Ausgerechnet!

Wem fällt was auf? Eine Frage, der nachzugehen sich lohnte, wenn hier mehr Platz wäre. Zeitlesen aber sollen kurz sein, weil alles andere in dieser Zeitung so lang ist. In Ingolstadt fiel einer Gruppe von israelischen Schriftstellern dies auf: Die Geschwister Hurler, denen das "Hotel Adler" in Ingolstadt" gehört, heißen in ihrem Hotelprospekt ihre Gäste willkommen und schreiben: "In unserem Fürstenzimmer wird Ihnen das Frühstück serviert. Es beherbergte unter vielen anderen bekannten Persönlichkeiten, den Nuntius Pacelli (der spätere Papst Pius XII.), den SA-Führer Hauptmann Röhm und den Deutschen Kaiser Friedrich III." Damit wird geworben.
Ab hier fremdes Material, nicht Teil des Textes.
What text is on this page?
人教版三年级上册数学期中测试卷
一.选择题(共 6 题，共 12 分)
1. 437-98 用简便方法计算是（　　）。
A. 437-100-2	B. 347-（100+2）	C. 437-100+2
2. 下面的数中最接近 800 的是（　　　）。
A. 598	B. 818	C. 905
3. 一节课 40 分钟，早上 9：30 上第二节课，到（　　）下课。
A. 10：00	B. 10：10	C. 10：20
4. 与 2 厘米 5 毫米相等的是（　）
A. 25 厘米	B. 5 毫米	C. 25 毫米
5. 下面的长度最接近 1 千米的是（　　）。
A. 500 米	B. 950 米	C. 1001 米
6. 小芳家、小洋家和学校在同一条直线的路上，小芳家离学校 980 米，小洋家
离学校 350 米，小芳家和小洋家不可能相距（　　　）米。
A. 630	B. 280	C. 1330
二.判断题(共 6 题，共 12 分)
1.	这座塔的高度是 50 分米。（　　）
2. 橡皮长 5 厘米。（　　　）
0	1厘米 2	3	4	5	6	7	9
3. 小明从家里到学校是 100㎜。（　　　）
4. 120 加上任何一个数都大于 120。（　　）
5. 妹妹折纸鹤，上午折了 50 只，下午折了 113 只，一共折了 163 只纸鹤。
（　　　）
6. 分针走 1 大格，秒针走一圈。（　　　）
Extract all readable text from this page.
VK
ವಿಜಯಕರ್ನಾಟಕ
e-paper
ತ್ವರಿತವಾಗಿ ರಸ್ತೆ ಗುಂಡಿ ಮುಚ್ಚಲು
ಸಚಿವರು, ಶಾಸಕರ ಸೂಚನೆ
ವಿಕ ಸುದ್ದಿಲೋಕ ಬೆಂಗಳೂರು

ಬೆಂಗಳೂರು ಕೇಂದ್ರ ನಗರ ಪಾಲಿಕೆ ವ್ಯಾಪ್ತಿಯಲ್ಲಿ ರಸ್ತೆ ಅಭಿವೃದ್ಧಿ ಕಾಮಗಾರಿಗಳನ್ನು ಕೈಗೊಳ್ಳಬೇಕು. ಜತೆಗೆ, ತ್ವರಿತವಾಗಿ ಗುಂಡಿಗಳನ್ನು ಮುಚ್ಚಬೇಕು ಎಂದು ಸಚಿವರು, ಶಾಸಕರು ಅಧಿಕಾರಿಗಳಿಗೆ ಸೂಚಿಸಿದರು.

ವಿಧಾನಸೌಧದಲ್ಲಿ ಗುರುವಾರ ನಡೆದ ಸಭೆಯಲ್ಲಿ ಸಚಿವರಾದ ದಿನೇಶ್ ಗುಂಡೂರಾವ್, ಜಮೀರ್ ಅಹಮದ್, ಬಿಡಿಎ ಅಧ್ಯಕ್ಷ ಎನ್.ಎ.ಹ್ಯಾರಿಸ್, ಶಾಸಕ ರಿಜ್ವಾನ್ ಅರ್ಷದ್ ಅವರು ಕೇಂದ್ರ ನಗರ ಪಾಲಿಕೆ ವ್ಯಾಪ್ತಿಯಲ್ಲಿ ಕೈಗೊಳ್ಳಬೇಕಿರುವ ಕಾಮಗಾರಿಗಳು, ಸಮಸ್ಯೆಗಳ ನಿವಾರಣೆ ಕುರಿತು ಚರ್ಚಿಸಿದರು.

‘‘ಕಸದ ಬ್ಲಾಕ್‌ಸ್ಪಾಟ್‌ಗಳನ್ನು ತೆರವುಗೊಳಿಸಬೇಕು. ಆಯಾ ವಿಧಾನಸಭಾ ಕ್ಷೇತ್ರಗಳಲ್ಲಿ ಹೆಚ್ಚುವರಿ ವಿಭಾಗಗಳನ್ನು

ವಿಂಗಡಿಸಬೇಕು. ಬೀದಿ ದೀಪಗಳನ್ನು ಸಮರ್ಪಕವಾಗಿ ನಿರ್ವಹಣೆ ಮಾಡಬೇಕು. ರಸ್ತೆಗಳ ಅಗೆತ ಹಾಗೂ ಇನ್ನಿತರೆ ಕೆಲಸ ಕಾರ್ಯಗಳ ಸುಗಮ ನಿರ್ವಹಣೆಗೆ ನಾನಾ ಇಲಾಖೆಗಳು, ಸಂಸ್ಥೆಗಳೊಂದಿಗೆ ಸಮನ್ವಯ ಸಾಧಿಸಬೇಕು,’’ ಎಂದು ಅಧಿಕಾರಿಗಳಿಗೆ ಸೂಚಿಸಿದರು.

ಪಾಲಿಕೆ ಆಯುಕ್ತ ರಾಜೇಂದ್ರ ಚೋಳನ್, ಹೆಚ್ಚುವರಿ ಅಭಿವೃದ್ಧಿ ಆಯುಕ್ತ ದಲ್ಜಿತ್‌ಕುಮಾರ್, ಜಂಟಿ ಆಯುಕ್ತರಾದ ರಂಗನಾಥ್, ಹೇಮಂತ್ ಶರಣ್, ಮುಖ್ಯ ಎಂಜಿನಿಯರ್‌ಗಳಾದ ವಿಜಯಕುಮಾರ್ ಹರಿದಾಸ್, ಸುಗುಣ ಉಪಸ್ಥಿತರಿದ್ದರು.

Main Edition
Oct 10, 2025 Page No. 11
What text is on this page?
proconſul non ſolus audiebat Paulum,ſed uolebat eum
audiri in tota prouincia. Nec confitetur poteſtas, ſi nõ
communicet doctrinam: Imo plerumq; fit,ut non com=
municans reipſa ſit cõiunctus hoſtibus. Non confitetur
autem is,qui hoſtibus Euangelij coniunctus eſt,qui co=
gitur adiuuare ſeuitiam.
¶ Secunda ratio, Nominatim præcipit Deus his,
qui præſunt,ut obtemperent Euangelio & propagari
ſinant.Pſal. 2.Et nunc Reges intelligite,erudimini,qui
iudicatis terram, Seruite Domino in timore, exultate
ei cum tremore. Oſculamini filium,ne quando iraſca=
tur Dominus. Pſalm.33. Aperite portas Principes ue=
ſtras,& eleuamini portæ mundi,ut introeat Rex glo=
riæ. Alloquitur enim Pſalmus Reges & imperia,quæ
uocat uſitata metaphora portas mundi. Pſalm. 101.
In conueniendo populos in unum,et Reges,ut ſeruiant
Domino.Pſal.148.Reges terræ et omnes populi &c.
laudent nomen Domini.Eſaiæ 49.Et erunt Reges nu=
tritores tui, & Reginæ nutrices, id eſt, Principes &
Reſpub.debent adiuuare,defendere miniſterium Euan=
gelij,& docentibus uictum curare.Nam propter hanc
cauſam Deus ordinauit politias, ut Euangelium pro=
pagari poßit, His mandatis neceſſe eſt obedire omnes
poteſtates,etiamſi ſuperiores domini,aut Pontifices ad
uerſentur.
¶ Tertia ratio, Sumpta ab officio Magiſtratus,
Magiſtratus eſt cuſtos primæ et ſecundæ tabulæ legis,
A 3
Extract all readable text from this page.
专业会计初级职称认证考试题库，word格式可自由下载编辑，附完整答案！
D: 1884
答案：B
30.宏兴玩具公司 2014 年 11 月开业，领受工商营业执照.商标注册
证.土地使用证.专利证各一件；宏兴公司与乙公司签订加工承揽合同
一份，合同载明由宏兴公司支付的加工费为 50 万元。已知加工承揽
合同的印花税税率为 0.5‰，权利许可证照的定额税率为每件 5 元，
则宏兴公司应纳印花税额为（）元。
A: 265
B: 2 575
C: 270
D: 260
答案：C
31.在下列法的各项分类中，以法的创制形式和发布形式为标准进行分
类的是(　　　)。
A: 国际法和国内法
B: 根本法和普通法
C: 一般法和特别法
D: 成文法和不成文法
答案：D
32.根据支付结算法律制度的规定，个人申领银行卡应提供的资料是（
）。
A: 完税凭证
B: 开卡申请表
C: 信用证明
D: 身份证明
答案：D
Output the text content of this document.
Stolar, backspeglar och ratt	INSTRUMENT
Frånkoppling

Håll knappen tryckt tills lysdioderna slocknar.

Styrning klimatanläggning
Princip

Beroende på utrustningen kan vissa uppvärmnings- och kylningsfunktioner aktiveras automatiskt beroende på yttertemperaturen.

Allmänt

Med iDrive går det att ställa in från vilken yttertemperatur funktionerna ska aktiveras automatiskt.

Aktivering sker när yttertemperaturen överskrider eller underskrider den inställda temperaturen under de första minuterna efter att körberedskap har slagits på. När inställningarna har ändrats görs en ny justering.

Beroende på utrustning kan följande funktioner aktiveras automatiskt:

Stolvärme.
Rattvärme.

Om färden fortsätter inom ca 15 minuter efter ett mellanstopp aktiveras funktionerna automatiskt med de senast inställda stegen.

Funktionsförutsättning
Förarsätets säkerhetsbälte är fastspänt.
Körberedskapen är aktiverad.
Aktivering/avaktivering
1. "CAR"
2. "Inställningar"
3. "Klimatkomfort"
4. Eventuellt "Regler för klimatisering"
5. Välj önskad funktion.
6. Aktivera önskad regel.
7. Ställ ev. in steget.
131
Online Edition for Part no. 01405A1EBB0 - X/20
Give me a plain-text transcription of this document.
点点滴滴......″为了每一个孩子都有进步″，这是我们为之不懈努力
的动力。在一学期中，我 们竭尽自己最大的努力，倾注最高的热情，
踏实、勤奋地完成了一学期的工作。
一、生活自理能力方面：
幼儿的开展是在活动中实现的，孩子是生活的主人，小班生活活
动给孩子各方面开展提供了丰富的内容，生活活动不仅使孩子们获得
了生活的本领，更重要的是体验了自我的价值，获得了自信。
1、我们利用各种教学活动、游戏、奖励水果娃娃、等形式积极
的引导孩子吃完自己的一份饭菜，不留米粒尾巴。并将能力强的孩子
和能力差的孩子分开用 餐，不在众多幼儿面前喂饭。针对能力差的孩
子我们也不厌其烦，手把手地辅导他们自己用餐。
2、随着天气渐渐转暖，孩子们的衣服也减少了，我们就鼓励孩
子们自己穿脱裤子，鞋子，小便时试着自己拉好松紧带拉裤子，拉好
Daß eine NS-Größe irgendwo zur Nacht geruht hat. "Der Herr Hurler ist jetzt nicht zu sprechen", sagt eine freundliche Stimme ins Telephon und fragt: "Möchten Sie uns auch einen Strick drehen? Die Stadt macht ja schon so einen Aufstand. Und in den Zeitungen stand’s. Und das alles, weil hier eine Gruppe von Israelis gewesen ist. Aber die haben sich ja gar nicht beschwert. Die haben das nur erzählt, daß ihnen das aufgefallen ist. Das steht ja schon zwei Jahre im Prospekt, und also kein Mensch, glauben Sie mir, kein Mensch hat sich da beschwert darüber. Der Herr Hurler macht das jetzt alles schriftlich. Und hier rufen auch schon Bürger aus Ingolstadt an und sagen ihm, er soll sich wehren. Weil, es ist wirklich nicht an dem. Wir haben hier im Personal einen Griechen und eine Rumänin. Also. Da sehen Sie selbst. Es ist nicht an dem." – Wenn es aber nicht an dem ist, an wem ist es dann?

Fünfzig Jahre Millifahrn

Was ist das Schönste nach fünfzig Berufsjahren? "Daß mia koana dreiredn ko", antwortet Georg Wiesenholzer der Münchner Abendzeitung. Der Mann ist Milchfahrer auf dem Samerberg, holt bei sechzehn Bauern die Milch für die Molkerei. "Um fünfe in da Fruah steh i auf, um achte bin i fertig mitm Millifahrn. Des san nacha 4000 Lita." Kein Sonntag, kein Urlaub, denn "de Kuah kennan ja net wartn. Oder woin Sie a gestöcklte Milli?"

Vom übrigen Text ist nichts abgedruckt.